The economy has taken a huge hit. Yes there is less pollution and less traffic … but only because we have shut down two-thirds of our economic activity; we cannot sustain such a reduction. Already the call is to relax the restrictions and reinvigorate the economy – Business Durham is discussing ‘how’ for County Durham as I write – and is there not a likelihood that the call will be for more consumer spending, more production, more trade and traffic … and (the danger is) all that at any cost? Will firms hanging on from bankruptcy by a thread and needing to pay back government loans (nb not grants) … will they agree to an increase in the minimum wage, and calls to end agency work & zero-hours? The price of oil fell below zero last week – does anybody see any chance of us reducing our use of this now all-but-free fossil fuel?

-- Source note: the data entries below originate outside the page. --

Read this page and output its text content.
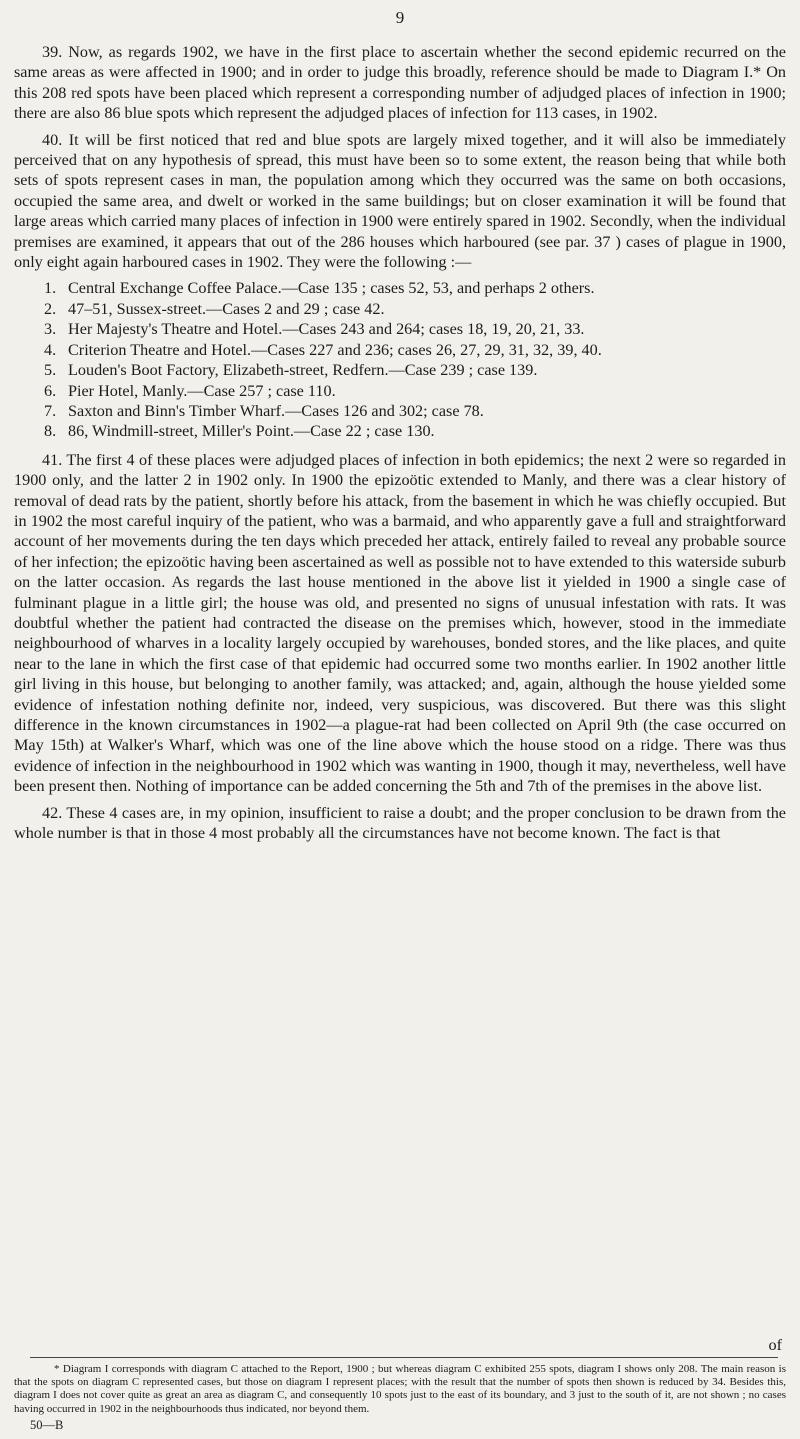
9

39. Now, as regards 1902, we have in the first place to ascertain whether the second epidemic recurred on the same areas as were affected in 1900; and in order to judge this broadly, reference should be made to Diagram I.* On this 208 red spots have been placed which represent a corresponding number of adjudged places of infection in 1900; there are also 86 blue spots which represent the adjudged places of infection for 113 cases, in 1902.

40. It will be first noticed that red and blue spots are largely mixed together, and it will also be immediately perceived that on any hypothesis of spread, this must have been so to some extent, the reason being that while both sets of spots represent cases in man, the population among which they occurred was the same on both occasions, occupied the same area, and dwelt or worked in the same buildings; but on closer examination it will be found that large areas which carried many places of infection in 1900 were entirely spared in 1902. Secondly, when the individual premises are examined, it appears that out of the 286 houses which harboured (see par. 37 ) cases of plague in 1900, only eight again harboured cases in 1902. They were the following :—

1. Central Exchange Coffee Palace.—Case 135 ; cases 52, 53, and perhaps 2 others.
2. 47–51, Sussex-street.—Cases 2 and 29 ; case 42.
3. Her Majesty's Theatre and Hotel.—Cases 243 and 264; cases 18, 19, 20, 21, 33.
4. Criterion Theatre and Hotel.—Cases 227 and 236; cases 26, 27, 29, 31, 32, 39, 40.
5. Louden's Boot Factory, Elizabeth-street, Redfern.—Case 239 ; case 139.
6. Pier Hotel, Manly.—Case 257 ; case 110.
7. Saxton and Binn's Timber Wharf.—Cases 126 and 302; case 78.
8. 86, Windmill-street, Miller's Point.—Case 22 ; case 130.

41. The first 4 of these places were adjudged places of infection in both epidemics; the next 2 were so regarded in 1900 only, and the latter 2 in 1902 only. In 1900 the epizoötic extended to Manly, and there was a clear history of removal of dead rats by the patient, shortly before his attack, from the basement in which he was chiefly occupied. But in 1902 the most careful inquiry of the patient, who was a barmaid, and who apparently gave a full and straightforward account of her movements during the ten days which preceded her attack, entirely failed to reveal any probable source of her infection; the epizoötic having been ascertained as well as possible not to have extended to this waterside suburb on the latter occasion. As regards the last house mentioned in the above list it yielded in 1900 a single case of fulminant plague in a little girl; the house was old, and presented no signs of unusual infestation with rats. It was doubtful whether the patient had contracted the disease on the premises which, however, stood in the immediate neighbourhood of wharves in a locality largely occupied by warehouses, bonded stores, and the like places, and quite near to the lane in which the first case of that epidemic had occurred some two months earlier. In 1902 another little girl living in this house, but belonging to another family, was attacked; and, again, although the house yielded some evidence of infestation nothing definite nor, indeed, very suspicious, was discovered. But there was this slight difference in the known circumstances in 1902—a plague-rat had been collected on April 9th (the case occurred on May 15th) at Walker's Wharf, which was one of the line above which the house stood on a ridge. There was thus evidence of infection in the neighbourhood in 1902 which was wanting in 1900, though it may, nevertheless, well have been present then. Nothing of importance can be added concerning the 5th and 7th of the premises in the above list.

42. These 4 cases are, in my opinion, insufficient to raise a doubt; and the proper conclusion to be drawn from the whole number is that in those 4 most probably all the circumstances have not become known. The fact is that

of
* Diagram I corresponds with diagram C attached to the Report, 1900 ; but whereas diagram C exhibited 255 spots, diagram I shows only 208. The main reason is that the spots on diagram C represented cases, but those on diagram I represent places; with the result that the number of spots then shown is reduced by 34. Besides this, diagram I does not cover quite as great an area as diagram C, and consequently 10 spots just to the east of its boundary, and 3 just to the south of it, are not shown ; no cases having occurred in 1902 in the neighbourhoods thus indicated, nor beyond them.
50—B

The government has had to throw money at the problem to prevent society collapsing. Chancellor of the Exchequer Rishi Sunak has already stated that we will have to ‘pay it back’ – and it would be a brave person who predicts anything but a future of extended austerity. Councils, meanwhile, have by law to balance their budgets, and it will test the resolve of even the most climate-conscious councils to maintain low carbon budgets against the economic and social needs generated by the pandemic and the lockdown.
THE LESSON OF HISTORY
So I am NOT confident that the undoubted environmental lessons of the pandemic will lead to an awakened world of increased climate action; indeed, I fear that we will have all on not to yield to voices which would have us roll back our climate commitments and societal aspirations.
Seventy-five years ago next week, VE Day brought the Second World War in Europe to an end. To maintain the public’s war effort, the government had undertaken a massive consultation on the sort of Britain people wanted to see after the war. Their message was “bread for everybody before cake for anybody”, and that directive resulted in the Beveridge Report, the Welfare State, free secondary education, a council housing boom, and the NHS. It also resulted in the creation of Newton Aycliffe as the flagship of Beveridge’s vision; we are that legacy.
But that achievement came out of six years of war and a clear government commitment, not out of six weeks of lockdown and some vague aspirations for a greener, fairer world.
One thing that life has taught me is that the rich and powerful are always ready and planned on how they can gain from disaster. If we are to come out of this disaster not having LOST ground on where we were, we need to make very clear the voice of the ‘angry young people’ in Joni Mitchell’s song Banquet:
“Tell them we’re very hungry now for a sweeter fare.”